Counseling Women about Teratogenic Risks

In one study, women exposed to nonteratogenic drugs who sought counseling estimated, on average, that they had a 25 percent risk of major malformations, which is in the range of the teratogenic risk associated with thalidomide. After counseling, this estimate was substantially reduced, thereby preventing numerous terminations of otherwise wanted pregnancies. The same women correctly estimated the risk of major malformations in the general population (5 percent), indicating that the high risk they assigned to their own pregnancies was not due to a misunderstanding of the concept of base-line risk.

What are the sources of this misperception? Numerous lay publications misinform women by assigning risks to drugs not known to be teratogenic in humans. Women often report that their physicians have encouraged them to terminate otherwise wanted pregnancies just to be on the safe side, suggesting that many physicians are unfamiliar with the current literature on the safety of drugs taken during pregnancy.

Physicians counseling women who are pregnant or are planning a pregnancy should make sure that they understand clearly the nature and magnitude of a risk associated with a drug. Women’s attitudes toward voluntary abortion differ. In addition, the same information about the nature and magnitude of a teratogenic risk may prompt different decisions by different women, according to the clinical situation and specific circumstances. For example, women with epilepsy that has been treated effectively with phenytoin since their childhood may be glad to hear that although the drug is teratogenic, the overall risk of malformations is not high. In contrast, women who have been treated with phenytoin for a single grand mal seizure and who have normal children born before phenytoin was prescribed may find it unacceptable to continue an unplanned pregnancy after learning about the higher-than-normal risk of adverse effects.

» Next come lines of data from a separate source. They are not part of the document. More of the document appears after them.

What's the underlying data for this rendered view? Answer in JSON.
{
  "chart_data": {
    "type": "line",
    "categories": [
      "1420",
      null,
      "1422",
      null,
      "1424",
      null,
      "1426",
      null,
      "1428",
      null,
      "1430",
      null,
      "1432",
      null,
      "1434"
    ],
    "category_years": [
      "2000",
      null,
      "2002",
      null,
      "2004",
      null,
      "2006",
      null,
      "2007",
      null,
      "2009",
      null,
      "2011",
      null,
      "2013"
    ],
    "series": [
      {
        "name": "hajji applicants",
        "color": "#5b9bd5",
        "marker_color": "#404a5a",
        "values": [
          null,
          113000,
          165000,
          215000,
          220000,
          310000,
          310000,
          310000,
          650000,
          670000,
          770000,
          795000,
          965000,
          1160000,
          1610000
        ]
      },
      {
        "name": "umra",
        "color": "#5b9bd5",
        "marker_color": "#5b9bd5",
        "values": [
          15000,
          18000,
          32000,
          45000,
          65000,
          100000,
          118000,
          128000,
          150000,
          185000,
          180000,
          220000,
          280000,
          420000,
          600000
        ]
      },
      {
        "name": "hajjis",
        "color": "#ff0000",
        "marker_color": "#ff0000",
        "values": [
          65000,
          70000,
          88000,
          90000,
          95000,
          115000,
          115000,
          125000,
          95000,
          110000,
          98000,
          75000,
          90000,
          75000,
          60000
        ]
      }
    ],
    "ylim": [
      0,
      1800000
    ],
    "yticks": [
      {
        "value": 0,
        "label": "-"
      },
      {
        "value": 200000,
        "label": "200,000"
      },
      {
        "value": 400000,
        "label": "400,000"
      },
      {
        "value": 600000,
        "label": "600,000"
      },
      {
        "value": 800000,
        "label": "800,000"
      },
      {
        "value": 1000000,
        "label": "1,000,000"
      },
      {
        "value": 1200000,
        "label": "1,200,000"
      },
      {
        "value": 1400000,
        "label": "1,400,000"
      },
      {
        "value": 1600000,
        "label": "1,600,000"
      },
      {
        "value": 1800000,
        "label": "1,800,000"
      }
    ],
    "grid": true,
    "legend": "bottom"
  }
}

During counseling, it is important to ensure that a woman understands the concept of base-line teratogenic risk and the fetal or perinatal risks, if any, associated with her medical condition. For example, a woman with manic depression treated with lithium in the first trimester will need to understand not only the slightly increased risk of fetal cardiac anomalies associated with the drug (less than 1 percent) but also the increased genetic risk of manic depression in her child. The counselor should be sure to communicate the same information to the woman’s physician so that she does not receive conflicting advice.

To receive up-to-date, evidence-based information on the safety and risk of drugs during pregnancy, physicians can consult a teratogen-information service.

The FDA Classification of Teratogenicity

To guide physicians in the interpretation of the teratogenic risk associated with prescription drugs, the FDA has established a system that classifies drugs on the basis of data from humans and animals, ranging from class A drugs, which are designated as safe for use during pregnancy, to class X drugs, which are contraindicated during pregnancy because of proven teratogenicity. This system has resulted in ambiguous statements that may be difficult to interpret and use for counseling and that can cause anxiety among women. In addition, the classification is often not changed when new data become available. For example, until recently, combined oral contraceptives were classified as class X drugs. Yet meta-analyses revealed that these combinations of estrogen and progestin were not associated with an increased risk of major malformations, in general, or genitourinary malformations, in particular. Each year, thousands of women become pregnant while taking these contraceptive hormones because of noncompliance or less-than-perfect efficacy, and their fetuses are exposed to the drugs during embryogenesis. In a similar fashion, tricyclic antidepressant drugs are classified as D (“positive evidence of human fetal risk”), even though no such evidence exists and the available data suggest that these drugs are safe. The Teratology Society has proposed that the FDA abandon the current classification system in favor of more meaningful, evidence-based, narrative statements. At an FDA hearing held on September 15, 1997, this proposal received public support. Other countries (e.g., Sweden, Australia, the Netherlands, Switzerland, and Denmark) have different classification systems, although all are based on a hierarchy of estimated fetal risk.